The flipside is the unique found-family bond queer relationships can hold. The atmosphere in the room was warm, stemming from the apparent connection between the band members. Blum declared to guitarist Audrey Zee Whitesides, “I have a lot of good women in my life. Audrey, I love you,” and credited her musical influence for driving their shift to a more punk sound. Although Mal Blum is the name and voice in front of the music, they made sure to publicly recognize and appreciate the contributions of their band members.
Through their vulnerability about their experiences, Blum’s music creates a space for others to feel heard and seen. The 70ish-person crowd was essentially who I would expect to see at a Seattle Mal Blum concert: very queer, mostly white. Not representative of the entire queer community, but of a specific and recognizable subculture within it. The audience was primarily baby butches and a wide spectrum of other gender presentations, lots of jackets with patches and asymmetrical dyed haircuts. I saw at least three separate undercut/mullet couples kissing. It was sweet.
Despite heavy themes, this was not a glum or angsty show. Listening at home to some of Mal Blum’s more tongue-in-cheek lyrics, their sense of humor shines through. That’s affirmed by seeing them live: Mal Blum is really funny. Their self-deprecating banter with their band members cracked the audience up.

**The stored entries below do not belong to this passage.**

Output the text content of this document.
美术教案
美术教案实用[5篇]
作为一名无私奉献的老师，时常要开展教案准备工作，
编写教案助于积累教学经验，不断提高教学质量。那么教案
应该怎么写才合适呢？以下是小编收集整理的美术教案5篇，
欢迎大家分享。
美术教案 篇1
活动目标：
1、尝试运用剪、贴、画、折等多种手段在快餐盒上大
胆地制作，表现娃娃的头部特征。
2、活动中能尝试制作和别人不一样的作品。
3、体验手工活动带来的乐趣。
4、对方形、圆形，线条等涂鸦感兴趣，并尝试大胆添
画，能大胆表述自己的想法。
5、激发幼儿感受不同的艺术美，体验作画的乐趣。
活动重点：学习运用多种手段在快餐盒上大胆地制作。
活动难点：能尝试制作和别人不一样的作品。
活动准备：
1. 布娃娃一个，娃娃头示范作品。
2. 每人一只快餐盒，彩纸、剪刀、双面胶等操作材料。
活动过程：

Blum ended the show with an updated version of their older hit, “New Year’s”, turning up the volume with faster guitar, propulsive drums, and lyrics belted assertively rather than strummed quietly. Some of Blum’s most popular songs are from their earlier albums, whose acoustic indie-folk ballads are a sharp contrast to Pity Boy’s driving electric guitars and pop-punk anthems. The audience shouted and danced along to a song that, in its earlier iteration, would have been more appropriate to cry to. As Blum’s sound evolves to be louder, braver, and more personal, there is catharsis in taking new agency over past heartbreak and loss.